Department of Community Health and Family Medicine, College of Medicine, University of Florida, Gainesville, Florida.
Prev Chronic Dis. 2018 Mar 1;15:E27. doi: 10.5888/pcd15.170332.
Hypertension is highly prevalent in Florida, but surveillance through the Behavioral Risk Factor Surveillance System (BRFSS) is limited to self-reported hypertension and does not capture data on undiagnosed hypertension or measure blood pressure. We aimed to characterize the hypertensive population in the OneFlorida Clinical Research Consortium by using electronic health records and provide proof-of-concept for using routinely collected clinical data to augment surveillance efforts.

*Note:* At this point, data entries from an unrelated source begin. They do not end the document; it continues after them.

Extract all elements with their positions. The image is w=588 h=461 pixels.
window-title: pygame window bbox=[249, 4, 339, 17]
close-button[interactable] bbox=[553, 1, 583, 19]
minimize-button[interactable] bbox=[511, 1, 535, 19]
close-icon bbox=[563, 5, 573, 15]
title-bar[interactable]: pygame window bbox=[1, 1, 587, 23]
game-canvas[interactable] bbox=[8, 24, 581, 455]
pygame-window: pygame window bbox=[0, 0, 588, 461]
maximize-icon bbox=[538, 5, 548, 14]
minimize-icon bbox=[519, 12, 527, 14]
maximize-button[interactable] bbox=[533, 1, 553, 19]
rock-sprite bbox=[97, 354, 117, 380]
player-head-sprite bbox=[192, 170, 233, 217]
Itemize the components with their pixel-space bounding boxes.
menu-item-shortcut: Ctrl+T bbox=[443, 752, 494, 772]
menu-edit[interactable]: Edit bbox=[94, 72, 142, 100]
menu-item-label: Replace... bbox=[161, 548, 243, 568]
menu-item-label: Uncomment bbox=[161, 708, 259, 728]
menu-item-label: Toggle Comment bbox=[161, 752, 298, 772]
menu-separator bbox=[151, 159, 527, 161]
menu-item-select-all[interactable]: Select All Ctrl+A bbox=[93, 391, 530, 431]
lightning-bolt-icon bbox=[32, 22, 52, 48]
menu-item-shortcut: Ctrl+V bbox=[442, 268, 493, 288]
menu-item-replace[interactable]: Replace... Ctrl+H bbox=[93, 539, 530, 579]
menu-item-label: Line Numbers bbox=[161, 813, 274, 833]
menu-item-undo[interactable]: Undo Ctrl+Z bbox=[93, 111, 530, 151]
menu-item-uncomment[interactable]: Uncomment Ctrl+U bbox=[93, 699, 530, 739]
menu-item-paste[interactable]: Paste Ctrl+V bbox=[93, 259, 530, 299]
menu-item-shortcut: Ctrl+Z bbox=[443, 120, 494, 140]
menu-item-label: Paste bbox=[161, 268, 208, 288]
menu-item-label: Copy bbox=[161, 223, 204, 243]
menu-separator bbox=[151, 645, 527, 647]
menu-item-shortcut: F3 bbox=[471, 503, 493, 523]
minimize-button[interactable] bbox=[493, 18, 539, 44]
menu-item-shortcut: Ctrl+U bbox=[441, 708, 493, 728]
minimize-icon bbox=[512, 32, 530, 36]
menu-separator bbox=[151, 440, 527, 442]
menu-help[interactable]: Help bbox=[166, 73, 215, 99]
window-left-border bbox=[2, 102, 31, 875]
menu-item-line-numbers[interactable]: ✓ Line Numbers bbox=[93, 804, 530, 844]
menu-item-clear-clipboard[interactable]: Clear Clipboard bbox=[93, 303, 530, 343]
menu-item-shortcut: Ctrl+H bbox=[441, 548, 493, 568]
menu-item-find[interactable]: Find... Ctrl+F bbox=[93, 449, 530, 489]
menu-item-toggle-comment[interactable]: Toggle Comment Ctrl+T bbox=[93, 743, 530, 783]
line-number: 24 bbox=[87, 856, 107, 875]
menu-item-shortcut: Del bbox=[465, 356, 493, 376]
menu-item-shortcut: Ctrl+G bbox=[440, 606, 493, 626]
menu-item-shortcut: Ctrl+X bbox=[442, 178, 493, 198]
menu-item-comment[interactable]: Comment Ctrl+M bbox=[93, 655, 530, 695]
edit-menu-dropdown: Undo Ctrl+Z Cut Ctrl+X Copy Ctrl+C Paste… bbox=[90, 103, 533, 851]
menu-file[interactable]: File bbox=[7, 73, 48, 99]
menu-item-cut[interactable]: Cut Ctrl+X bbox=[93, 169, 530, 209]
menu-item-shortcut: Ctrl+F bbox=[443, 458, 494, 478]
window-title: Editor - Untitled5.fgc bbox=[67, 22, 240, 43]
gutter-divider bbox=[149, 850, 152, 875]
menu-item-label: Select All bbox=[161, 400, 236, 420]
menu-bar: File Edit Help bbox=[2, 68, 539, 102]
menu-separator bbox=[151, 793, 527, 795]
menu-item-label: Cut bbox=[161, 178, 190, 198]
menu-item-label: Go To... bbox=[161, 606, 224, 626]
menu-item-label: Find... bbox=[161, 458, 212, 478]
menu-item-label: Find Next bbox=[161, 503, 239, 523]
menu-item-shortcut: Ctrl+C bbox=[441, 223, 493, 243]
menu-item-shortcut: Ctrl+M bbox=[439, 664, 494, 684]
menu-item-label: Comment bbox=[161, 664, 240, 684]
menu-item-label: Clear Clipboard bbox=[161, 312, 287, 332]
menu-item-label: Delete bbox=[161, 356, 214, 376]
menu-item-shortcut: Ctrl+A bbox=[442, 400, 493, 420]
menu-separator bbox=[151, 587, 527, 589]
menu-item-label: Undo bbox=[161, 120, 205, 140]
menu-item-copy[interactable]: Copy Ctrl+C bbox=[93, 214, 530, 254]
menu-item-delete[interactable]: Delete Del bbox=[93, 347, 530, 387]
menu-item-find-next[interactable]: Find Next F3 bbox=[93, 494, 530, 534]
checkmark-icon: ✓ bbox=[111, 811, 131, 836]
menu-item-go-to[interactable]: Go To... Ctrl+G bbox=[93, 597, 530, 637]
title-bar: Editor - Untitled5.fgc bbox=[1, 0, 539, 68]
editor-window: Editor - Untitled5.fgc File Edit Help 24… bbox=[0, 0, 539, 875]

We identified patients with hypertension, defined as having at least 1 outpatient visit from January 2012 through June 2016 with an ICD-9-CM or ICD-10-CM diagnosis code for hypertension, or in the absence of a diagnosis, an elevated blood pressure (systolic ≥140 mm Hg or diastolic ≥90 mm Hg) recorded in the electronic health record at the most recent visit. The hypertensive population was characterized and mapped by zip code of patient residence to county prevalence.
Of 838,469 patients (27.9% prevalence) who met the criteria for hypertension, 68% had received a diagnosis and 61% had elevated blood pressure. The geographic distribution of hypertension differed between diagnosed hypertension (highest prevalence in northern Florida) and undiagnosed hypertension (highest prevalence along eastern coast, in southern Florida, and in some rural western Panhandle counties). Uncontrolled hypertension was concentrated in southern Florida and the western Panhandle.
Our use of clinical data, representing usual care for Floridians, allows for identifying cases of uncontrolled hypertension and potentially undiagnosed cases, which are not captured by existing surveillance methods. Large-scale pragmatic research networks, like OneFlorida, may be increasingly important for tailoring future health care services, trials, and public health programs.
高血压在佛罗里达州的发病率很高,但通过行为风险因素监测系统(BRFSS)进行监测仅限于自我报告的高血压,并且无法捕捉未确诊高血压的数据或测量血压。我们旨在通过电子健康记录来描述 OneFlorida 临床研究联盟中的高血压人群,并提供使用常规收集的临床数据来增强监测工作的概念验证。
我们确定了高血压患者,其定义为在 2012 年 1 月至 2016 年 6 月期间至少有 1 次门诊就诊,有 ICD-9-CM 或 ICD-10-CM 高血压诊断代码,或者在没有诊断的情况下,电子健康记录中最近一次就诊时记录的血压升高(收缩压≥140mmHg 或舒张压≥90mmHg)。根据患者居住地的邮政编码对高血压人群进行特征描述和绘制,以确定县患病率。
在符合高血压标准的 838469 名患者中(患病率为 27.9%),68%的患者接受了诊断,61%的患者血压升高。诊断高血压(佛罗里达州北部患病率最高)和未诊断高血压(佛罗里达州东海岸、南部和一些西部狭长地带的农村县患病率最高)的地理分布不同。未控制的高血压主要集中在佛罗里达州南部和西部狭长地带。
我们使用的临床数据代表了佛罗里达人的常规护理,这使得我们能够识别出未被现有监测方法捕捉到的未控制高血压和潜在未确诊病例。像 OneFlorida 这样的大型实用研究网络对于未来医疗服务、试验和公共卫生计划的调整可能越来越重要。